My confidence increased and I was able to submit a paper, and I would never have done that before had it not been for this training. We've also had early career researchers go partner with their librarians on something. We had an ACR go talk to their librarian and then publish an article on their school paper about the work of librarians and how it was benefiting the research community.
So there's an opportunity here for publishers to help support, nurture, build a links between early career researchers and the library and actually the research office as well. Awards recognizing early career researchers is also another space in which we give the library something that they can garner some attention about while giving Akers an opportunity to shine.
So, for example, at Springer Nature, we've got our Sony award for women in tech. We've got an Estee Lauder award as well for women in science and all focused around Akers. And these are the sorts of initiatives that we need to Institute and we need to start promoting in order to better support this community. And I think, the saying it takes a village is really what this is about.
It's about partnership. Thank you to all the presenters.
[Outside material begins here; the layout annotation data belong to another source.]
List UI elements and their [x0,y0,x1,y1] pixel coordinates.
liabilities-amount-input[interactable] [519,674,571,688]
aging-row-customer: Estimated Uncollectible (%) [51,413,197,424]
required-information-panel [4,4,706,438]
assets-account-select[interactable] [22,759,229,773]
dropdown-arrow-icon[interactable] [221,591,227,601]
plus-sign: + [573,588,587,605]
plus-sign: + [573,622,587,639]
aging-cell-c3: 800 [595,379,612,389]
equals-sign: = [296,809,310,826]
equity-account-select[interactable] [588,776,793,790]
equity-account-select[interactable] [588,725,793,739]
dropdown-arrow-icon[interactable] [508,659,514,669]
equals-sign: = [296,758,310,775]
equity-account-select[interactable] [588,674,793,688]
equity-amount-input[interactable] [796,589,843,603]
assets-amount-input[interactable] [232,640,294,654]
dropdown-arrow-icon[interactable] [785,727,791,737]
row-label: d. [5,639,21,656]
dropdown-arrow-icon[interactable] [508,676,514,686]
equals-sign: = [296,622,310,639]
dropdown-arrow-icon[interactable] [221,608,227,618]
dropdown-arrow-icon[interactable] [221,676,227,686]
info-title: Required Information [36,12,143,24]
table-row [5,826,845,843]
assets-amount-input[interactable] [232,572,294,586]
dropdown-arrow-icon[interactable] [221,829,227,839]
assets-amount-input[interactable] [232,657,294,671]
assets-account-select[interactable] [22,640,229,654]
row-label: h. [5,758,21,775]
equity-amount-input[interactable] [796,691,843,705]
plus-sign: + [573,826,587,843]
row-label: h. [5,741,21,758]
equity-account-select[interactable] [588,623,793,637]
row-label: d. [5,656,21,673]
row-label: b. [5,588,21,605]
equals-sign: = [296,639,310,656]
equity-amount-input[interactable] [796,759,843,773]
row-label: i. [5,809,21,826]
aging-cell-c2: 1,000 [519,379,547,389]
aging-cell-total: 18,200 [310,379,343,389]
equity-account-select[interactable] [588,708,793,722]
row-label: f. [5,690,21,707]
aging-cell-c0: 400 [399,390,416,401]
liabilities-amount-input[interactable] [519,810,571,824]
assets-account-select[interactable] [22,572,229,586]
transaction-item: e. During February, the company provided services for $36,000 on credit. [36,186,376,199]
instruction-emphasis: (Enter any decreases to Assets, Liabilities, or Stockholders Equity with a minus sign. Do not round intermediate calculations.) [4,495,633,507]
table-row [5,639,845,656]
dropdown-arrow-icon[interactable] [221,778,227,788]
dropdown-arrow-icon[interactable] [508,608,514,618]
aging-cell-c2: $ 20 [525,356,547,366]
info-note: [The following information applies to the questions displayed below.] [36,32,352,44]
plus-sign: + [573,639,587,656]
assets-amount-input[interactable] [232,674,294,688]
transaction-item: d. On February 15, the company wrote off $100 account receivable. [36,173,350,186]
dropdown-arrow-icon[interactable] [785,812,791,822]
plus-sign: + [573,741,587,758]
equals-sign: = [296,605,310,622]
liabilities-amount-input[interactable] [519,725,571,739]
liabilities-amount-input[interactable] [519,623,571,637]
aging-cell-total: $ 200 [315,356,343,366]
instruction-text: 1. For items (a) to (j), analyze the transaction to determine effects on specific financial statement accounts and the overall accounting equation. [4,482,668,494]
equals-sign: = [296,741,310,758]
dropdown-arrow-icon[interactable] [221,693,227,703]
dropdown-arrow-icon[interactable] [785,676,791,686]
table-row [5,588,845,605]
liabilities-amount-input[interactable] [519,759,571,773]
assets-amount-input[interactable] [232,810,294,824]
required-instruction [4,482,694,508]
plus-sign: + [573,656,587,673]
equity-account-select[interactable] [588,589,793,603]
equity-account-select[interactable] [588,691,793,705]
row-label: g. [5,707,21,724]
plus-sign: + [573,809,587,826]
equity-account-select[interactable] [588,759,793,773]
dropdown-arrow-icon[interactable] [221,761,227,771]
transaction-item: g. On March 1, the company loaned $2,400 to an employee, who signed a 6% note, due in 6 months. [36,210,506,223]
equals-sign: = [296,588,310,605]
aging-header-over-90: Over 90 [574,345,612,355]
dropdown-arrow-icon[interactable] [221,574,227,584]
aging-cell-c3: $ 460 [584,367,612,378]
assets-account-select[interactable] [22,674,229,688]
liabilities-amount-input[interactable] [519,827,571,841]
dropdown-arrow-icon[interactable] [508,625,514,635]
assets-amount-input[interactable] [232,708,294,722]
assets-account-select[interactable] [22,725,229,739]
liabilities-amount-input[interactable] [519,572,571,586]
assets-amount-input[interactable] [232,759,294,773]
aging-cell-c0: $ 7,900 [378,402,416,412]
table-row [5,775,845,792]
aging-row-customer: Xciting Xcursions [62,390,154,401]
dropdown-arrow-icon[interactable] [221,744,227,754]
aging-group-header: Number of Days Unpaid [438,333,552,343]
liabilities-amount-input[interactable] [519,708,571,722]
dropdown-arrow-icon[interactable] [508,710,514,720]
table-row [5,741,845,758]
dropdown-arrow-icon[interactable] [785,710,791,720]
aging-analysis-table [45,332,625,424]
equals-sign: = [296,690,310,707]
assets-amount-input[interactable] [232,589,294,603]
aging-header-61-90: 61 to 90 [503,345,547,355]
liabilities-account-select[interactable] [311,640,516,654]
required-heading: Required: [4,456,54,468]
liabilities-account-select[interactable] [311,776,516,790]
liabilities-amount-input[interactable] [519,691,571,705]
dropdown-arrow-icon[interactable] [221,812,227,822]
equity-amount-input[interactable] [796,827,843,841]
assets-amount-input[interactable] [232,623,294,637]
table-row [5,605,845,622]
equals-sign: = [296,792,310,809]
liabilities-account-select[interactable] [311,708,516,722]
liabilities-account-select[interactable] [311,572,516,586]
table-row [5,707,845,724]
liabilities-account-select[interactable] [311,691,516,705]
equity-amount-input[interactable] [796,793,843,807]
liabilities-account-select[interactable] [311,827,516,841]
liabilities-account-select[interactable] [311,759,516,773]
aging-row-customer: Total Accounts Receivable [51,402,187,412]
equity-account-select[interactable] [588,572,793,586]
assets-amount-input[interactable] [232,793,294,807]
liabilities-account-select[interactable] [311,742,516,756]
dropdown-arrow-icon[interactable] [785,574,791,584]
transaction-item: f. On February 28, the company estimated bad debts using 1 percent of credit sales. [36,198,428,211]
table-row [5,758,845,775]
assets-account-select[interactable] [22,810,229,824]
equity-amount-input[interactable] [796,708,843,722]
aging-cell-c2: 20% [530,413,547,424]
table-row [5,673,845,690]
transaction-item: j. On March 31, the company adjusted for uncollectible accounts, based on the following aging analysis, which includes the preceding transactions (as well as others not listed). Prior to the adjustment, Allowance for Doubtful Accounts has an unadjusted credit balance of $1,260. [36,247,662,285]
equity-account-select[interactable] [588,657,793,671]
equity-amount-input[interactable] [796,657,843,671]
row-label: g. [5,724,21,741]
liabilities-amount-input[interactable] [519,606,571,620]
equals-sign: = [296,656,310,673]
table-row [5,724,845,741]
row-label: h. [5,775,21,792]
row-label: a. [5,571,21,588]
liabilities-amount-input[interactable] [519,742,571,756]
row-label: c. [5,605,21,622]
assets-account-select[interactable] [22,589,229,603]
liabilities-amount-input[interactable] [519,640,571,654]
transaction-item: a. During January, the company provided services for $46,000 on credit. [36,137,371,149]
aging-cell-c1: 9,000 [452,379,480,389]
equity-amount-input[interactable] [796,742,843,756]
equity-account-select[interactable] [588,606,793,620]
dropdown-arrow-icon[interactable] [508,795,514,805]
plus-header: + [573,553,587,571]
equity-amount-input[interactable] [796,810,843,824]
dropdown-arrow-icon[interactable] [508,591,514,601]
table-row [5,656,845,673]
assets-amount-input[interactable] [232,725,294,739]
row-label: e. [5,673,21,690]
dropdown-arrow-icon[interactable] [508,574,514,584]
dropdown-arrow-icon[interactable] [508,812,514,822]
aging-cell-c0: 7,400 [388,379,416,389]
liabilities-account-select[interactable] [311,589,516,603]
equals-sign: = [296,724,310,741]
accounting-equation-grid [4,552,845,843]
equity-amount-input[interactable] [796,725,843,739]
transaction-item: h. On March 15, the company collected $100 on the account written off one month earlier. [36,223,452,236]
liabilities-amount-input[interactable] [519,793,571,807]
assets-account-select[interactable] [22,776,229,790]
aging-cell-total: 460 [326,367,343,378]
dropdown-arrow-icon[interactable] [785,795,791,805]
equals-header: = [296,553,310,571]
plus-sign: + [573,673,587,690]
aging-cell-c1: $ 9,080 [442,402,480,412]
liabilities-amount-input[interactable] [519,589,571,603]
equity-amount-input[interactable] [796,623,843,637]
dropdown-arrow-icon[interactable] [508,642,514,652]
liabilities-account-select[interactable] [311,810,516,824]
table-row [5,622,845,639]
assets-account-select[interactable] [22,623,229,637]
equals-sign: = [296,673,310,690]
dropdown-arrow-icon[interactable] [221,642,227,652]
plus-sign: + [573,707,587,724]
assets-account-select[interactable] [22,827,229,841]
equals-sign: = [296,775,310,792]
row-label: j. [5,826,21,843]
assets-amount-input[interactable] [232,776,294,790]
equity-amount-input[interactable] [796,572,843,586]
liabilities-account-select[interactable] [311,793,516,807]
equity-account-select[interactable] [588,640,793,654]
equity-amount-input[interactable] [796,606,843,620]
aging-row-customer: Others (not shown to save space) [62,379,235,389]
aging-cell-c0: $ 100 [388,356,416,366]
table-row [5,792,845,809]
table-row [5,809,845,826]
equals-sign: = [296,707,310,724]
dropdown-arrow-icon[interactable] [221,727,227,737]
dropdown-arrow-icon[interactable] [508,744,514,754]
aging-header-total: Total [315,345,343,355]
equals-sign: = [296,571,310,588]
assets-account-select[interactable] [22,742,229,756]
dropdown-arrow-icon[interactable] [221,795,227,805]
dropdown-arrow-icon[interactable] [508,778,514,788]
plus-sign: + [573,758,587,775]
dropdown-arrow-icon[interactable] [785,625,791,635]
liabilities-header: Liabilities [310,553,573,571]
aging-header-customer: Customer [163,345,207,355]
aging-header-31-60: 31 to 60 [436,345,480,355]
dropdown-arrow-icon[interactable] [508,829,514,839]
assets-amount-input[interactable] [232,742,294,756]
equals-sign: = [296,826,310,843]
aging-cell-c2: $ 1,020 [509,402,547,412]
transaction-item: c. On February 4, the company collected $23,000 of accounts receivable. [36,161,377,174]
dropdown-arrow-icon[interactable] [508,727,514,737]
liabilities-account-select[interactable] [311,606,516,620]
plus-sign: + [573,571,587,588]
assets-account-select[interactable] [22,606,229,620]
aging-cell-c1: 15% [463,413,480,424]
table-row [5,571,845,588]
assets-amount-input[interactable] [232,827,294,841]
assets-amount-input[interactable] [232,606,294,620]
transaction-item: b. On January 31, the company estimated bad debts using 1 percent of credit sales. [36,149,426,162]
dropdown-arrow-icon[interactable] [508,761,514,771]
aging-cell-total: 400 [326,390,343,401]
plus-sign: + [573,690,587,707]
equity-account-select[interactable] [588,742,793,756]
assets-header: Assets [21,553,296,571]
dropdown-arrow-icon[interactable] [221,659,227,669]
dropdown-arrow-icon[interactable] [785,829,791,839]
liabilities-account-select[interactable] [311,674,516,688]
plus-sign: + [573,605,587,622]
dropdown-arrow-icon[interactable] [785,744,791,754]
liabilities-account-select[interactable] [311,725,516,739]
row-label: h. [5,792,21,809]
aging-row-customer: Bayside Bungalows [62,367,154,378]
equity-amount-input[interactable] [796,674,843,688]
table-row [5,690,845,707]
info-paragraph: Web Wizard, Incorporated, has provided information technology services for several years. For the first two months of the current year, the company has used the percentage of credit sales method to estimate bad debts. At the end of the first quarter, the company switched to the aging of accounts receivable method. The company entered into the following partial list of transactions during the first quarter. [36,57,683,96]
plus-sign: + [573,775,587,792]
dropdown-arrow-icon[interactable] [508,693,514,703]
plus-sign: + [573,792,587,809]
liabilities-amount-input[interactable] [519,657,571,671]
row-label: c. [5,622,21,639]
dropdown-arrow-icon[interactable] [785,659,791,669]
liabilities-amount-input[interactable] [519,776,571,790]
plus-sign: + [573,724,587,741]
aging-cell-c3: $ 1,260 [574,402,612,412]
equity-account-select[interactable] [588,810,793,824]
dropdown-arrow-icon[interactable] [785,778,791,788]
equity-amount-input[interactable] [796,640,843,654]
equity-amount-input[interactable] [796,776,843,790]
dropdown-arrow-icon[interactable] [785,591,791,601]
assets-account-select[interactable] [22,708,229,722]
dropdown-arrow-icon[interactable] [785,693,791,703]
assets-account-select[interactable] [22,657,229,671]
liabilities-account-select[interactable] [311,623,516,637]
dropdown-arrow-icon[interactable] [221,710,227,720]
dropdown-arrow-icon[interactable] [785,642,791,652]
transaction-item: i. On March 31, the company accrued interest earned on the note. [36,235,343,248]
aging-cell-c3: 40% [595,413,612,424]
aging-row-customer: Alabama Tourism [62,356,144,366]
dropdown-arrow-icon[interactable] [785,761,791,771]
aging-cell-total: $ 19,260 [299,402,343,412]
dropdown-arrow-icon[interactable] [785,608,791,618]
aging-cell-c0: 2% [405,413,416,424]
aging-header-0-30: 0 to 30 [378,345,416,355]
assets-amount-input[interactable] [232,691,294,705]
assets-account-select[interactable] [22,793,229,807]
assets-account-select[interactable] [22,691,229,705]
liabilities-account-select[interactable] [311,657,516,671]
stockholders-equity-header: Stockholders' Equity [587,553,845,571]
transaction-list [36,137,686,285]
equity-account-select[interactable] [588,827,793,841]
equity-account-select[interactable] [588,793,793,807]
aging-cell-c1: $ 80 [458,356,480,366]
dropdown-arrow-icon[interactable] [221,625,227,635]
We've really just scratched the surface of what we could talk about when it comes to supporting early career researchers. So we wanted to give all of you a chance to talk about any kind of interesting initiatives that you may be doing or may be aware of.
And the way we're going to try to do that is to split up into groups. We're not going to do five groups, but we're going to do four groups because there are four corners of this room. So what I'm going to kindly ask all of you is based on where you're sitting to just try to go towards one of the corners of the room. And we want groups of maybe like 9 to 10 people if possible, and then we're going to come and serve as facilitators to a discussion about Akers.
And we're going to take notes on this Miro board that hopefully will open over here. And should be visible to all of you. And then the only other thing we're going to ask you is when you speak to just identify your role yourself as a librarian, researcher, publisher or other, if that's OK. All right.
Sorry oh, and I should mention you can also if it's typing this link might be a little onerous. We've already put the link in the community section of the SSP app. So if you go to the SSP app under news it says community in the bottom. On the community, you should be able to see a post from Bridget over there where you can access the link to the Miro board, but the facilitators will also bring their computers and we'll be able to take notes as we talk.
All right. Don't be shy. Let's go for it. Let's have a discussion about this. So try to migrate towards one of the corners of the room. Groups of about 8, 9 people. And we'll take it from there.